授業再開

俺は、ゴミ箱に缶を捨てずに何故か教室に持ってきてしまった。


「アーキー君、それはまた何かに使えると?」


クリーン先生にそう言われて頷いていた。


「はあーー。どうやら、アーキー君は(必要なもの)と(不必要なもの)を分ける力がないようですね。仕方ありません。今日の授業では、ゴミを捨てる事を学習しましょうか?」


「はい」


三時間後……………………


「全部、必要でしたか?」


「はい」


クリーン先生は、もう俺を怒るのをやめてしまった。


「クリーン先生、さようなら」


「はい、さようなら」


幼稚園児達は、いなくなった。


「明日からも頑張りましょう。兎に角、アーキー君は、ゴミを捨てる練習をしましょう」


「はい」


俺は、クリーン先生にお辞儀をして教室を出た。


「頑張ってますね」


ちょうど、ミズーに声を掛けられる。


「あっ、お疲れ様です」


「ゴミが捨てられませんか……」


「どうやら、そのようです」


「そんな時もありますよ」


ミズーは、そう言って優しい顔で笑ってくれる。


案外、リスって可愛いんだなーー。


「あのーー。何かようでしたか?」


「あっ!そうなんです。ちょっとついてきて下さい」


俺は、ミズーに言われてミズーについていく。


しばらく歩くと部屋に止まる。真っ白だから、部屋が変わった実感はないんだけど……。


コンコンーー


「はい」


「失礼します」


そう言って、ミズーと一緒に部屋に入ると……。


そこにいたのは、キレート校長先生ではなかった。


銀縁の眼鏡をかけた、スラッとした男性が座っている。


「こちら、この学校の理事をしているソウヤさんです」


「あっ、初めまして……。
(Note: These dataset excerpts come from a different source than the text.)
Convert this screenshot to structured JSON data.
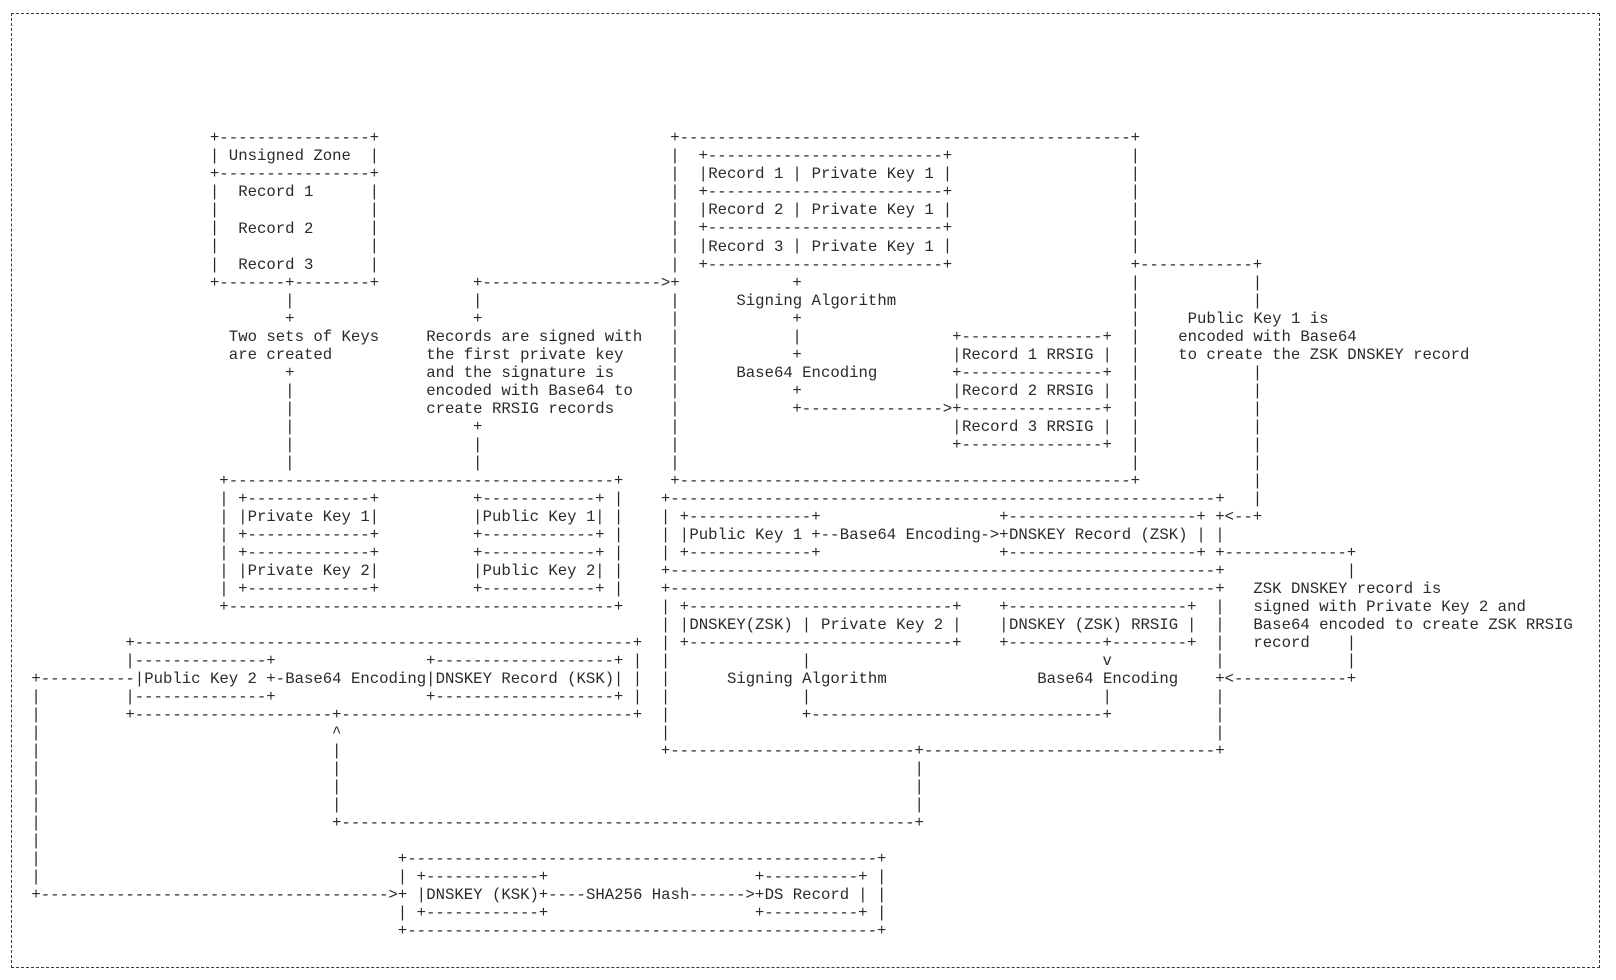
{
  "unsigned_zone": {
    "title": "Unsigned Zone",
    "records": [
      "Record 1",
      "Record 2",
      "Record 3"
    ]
  },
  "notes": {
    "keys_created": [
      "Two sets of Keys",
      "are created"
    ],
    "records_signed": [
      "Records are signed with",
      "the first private key",
      "and the signature is",
      "encoded with Base64 to",
      "create RRSIG records"
    ],
    "zsk_encoded": [
      "Public Key 1 is",
      "encoded with Base64",
      "to create the ZSK DNSKEY record"
    ],
    "zsk_signed": [
      "ZSK DNSKEY record is",
      "signed with Private Key 2 and",
      "Base64 encoded to create ZSK RRSIG",
      "record"
    ]
  },
  "signing_table": {
    "rows": [
      {
        "record": "Record 1",
        "key": "Private Key 1"
      },
      {
        "record": "Record 2",
        "key": "Private Key 1"
      },
      {
        "record": "Record 3",
        "key": "Private Key 1"
      }
    ],
    "signing_algorithm": "Signing Algorithm",
    "encoding": "Base64 Encoding",
    "rrsig": [
      "Record 1 RRSIG",
      "Record 2 RRSIG",
      "Record 3 RRSIG"
    ]
  },
  "keys": {
    "private": [
      "Private Key 1",
      "Private Key 2"
    ],
    "public": [
      "Public Key 1",
      "Public Key 2"
    ]
  },
  "zsk": {
    "public_key": "Public Key 1",
    "encoding": "Base64 Encoding",
    "dnskey": "DNSKEY Record (ZSK)",
    "sign_input": "DNSKEY(ZSK)",
    "sign_key": "Private Key 2",
    "rrsig": "DNSKEY (ZSK) RRSIG",
    "signing_algorithm": "Signing Algorithm",
    "rrsig_encoding": "Base64 Encoding"
  },
  "ksk": {
    "public_key": "Public Key 2",
    "encoding": "Base64 Encoding",
    "dnskey": "DNSKEY Record (KSK)"
  },
  "ds": {
    "input": "DNSKEY (KSK)",
    "hash": "SHA256 Hash",
    "output": "DS Record"
  }
}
アーキーです」


その人は、キリッとした顔を柔らかく崩して話す。


「キレート校長から聞いています。スキルが汚部屋だとか……」


「あっ、はい」


「この世界に色がないのが、困りませんか?」


「はい、困ります」


「そうですよね」


そう言って、ソウヤ理事長は、立ち上がった。


「そのソファーに座って下さい」


「はい」


俺とミズーは、ソファーに腰かける。


「いろんな白があると言っても、白は白でしかないですよね」


そう言って、資料を見せられるけれど……。


白に濃い白で内容が読みにくい。


「見にくいですよね」


「はい」


俺は、光が当たるようにしたり、向きを変えたりするけれど……。


全く読めなかった。


「すみません。読めないです」


「そうですよね」


そう言うとソウヤ理事長は、俺から資料を取った。


「昨日、キレート校長から面白い提案があったんですよ」


そう言って、理事長は俺をジッーと見つめる。